2. **Defects**: Logic bugs, missing error handling, boundary condition issues, incorrect behavior.
3. **Completeness**: Are there files that should have been changed but weren't? Missing tests, types, imports, exports?
4. **Consistency**: Do the changes follow the project's existing patterns, naming conventions, and code style?
5. **Security**: Hardcoded secrets, injection vulnerabilities, unsafe operations.
## Output Format
Respond with EXACTLY this format:
### Result: PASS | NEEDS_FIXES
### Findings
(If PASS, write "No issues found.")
#### Finding N
- **Severity**: high | medium | low
- **Dimension**: goal-alignment | defect | completeness | consistency | security
- **Location**: filepath:line (or "project-level")
- **Problem**: What is wrong and why it matters
- **Suggestion**: Recommended fix direction (describe the approach, not exact code)
- **Verification**: How to confirm the fix is correct
### Summary
One to two sentences about the overall state of the changes.
Round context varies by round:
- Round 1: "This is the first review. Examine all changes comprehensively."
- Round 2+: "Previous round found issues that were fixed. Focus on: (1) whether previous fixes are correct, (2) whether fixes introduced new problems, (3) any remaining issues in unchanged code. Do not re-report issues that have already been fixed."
Step 2: Check Result
Parse the Reviewer Agent's output:
- If
Result: PASS→ the loop is done. Proceed to Phase 3. - If
Result: NEEDS_FIXES→ extract findings and continue to Step 3.

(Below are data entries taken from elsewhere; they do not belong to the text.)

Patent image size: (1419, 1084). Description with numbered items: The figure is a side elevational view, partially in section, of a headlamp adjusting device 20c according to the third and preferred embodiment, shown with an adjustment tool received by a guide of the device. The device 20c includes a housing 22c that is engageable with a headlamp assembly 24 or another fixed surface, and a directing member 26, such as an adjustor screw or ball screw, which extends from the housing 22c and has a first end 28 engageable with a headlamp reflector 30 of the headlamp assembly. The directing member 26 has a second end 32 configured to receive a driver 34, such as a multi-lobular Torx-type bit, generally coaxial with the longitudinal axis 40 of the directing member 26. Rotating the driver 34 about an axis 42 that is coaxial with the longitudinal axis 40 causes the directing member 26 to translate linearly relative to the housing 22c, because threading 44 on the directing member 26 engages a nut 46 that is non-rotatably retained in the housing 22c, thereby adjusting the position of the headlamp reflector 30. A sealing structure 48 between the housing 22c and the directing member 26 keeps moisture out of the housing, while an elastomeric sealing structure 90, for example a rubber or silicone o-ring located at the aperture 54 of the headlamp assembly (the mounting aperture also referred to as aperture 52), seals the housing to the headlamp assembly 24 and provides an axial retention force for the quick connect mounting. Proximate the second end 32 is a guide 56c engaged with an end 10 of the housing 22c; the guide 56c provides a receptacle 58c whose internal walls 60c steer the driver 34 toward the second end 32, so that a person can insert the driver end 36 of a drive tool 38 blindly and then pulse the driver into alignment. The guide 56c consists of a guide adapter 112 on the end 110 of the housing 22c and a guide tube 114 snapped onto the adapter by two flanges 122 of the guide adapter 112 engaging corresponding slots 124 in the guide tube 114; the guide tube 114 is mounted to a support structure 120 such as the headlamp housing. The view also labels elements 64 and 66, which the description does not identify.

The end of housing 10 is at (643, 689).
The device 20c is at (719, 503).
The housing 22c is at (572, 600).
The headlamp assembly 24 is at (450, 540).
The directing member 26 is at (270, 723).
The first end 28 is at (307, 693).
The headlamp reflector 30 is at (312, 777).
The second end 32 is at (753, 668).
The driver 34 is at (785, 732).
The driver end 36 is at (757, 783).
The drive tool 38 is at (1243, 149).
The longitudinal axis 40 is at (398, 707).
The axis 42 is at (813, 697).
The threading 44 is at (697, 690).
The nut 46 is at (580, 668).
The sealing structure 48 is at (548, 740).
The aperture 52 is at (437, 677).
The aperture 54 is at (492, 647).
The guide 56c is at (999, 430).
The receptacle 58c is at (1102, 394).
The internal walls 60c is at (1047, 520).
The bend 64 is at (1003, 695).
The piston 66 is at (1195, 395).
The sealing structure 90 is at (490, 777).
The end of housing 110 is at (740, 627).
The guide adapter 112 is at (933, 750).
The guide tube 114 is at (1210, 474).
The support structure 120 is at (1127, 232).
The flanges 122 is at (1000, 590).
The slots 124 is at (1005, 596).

Step 3: Main Agent Filters Findings
The Main Agent reviews each finding and decides whether it's reasonable. This is a critical quality gate — it prevents the Dev Agent from making unnecessary or harmful changes.
For each finding, evaluate:
- Is this finding relevant to the current changes? (Reject findings about code that wasn't modified and isn't related to the goal.)
- Is this a real problem or a subjective style preference? (Reject pure style preferences unless they violate clear project conventions.)
- Would fixing this improve the code without introducing risk? (Reject fixes that would require large, risky refactors outside the original scope.)
Output per finding:
- Accepted: The finding is reasonable — include it in the Dev Agent's task.
- Rejected (with reason): Brief explanation of why the finding was dismissed (e.g., "Out of scope — this code wasn't changed", "Style preference, not a defect").
Display the filtering results to the user before spawning the Dev Agent, so the user has visibility into the decisions.
If all findings are rejected → the loop is done. Proceed to Phase 3.
Step 4: Spawn Dev Agent
Spawn a general-purpose agent (has read-write access) with the following prompt structure:
You are a developer fixing code review findings. Apply each fix carefully, ensuring you don't break existing functionality.
## User Goal
{goal_statement}
## Findings to Fix
{accepted_findings_list — each with Severity, Location, Problem, Suggestion, Verification}
## Instructions
1. Read each finding carefully.
2. For each finding:
a. Read the relevant code and understand the context.
b. Implement the fix based on the suggestion.
c. If a suggestion is not feasible (would break other functionality, is technically impossible, etc.), explain why instead of forcing a bad fix.
3. After all fixes are applied, report what you did.
## Output Format
For each finding, report:
- **Finding N**: [fixed | unable-to-fix]
- **What was done**: Brief description of the change
- **Files modified**: List of changed files
(If unable-to-fix, explain why)
After the Dev Agent returns:
- Record which findings were fixed and which were not.
- If any findings were reported as "unable-to-fix", show these to the user with the Dev Agent's explanation. The user can decide to skip them or provide guidance.
- Return to Step 1 for the next review round.
Phase 3: Completion Summary
When the loop ends, display a summary:
## Review Loop Complete
- **Rounds**: {N}
- **Total findings**: {total across all rounds}
- **Fixed**: {count}
- **Rejected by main agent**: {count} (with reasons)
- **Unable to fix**: {count} (if any)
- **Final status**: PASS
This is a terminal skill — no automatic handoff. The user decides what to do next (commit, run tests, continue working, etc.).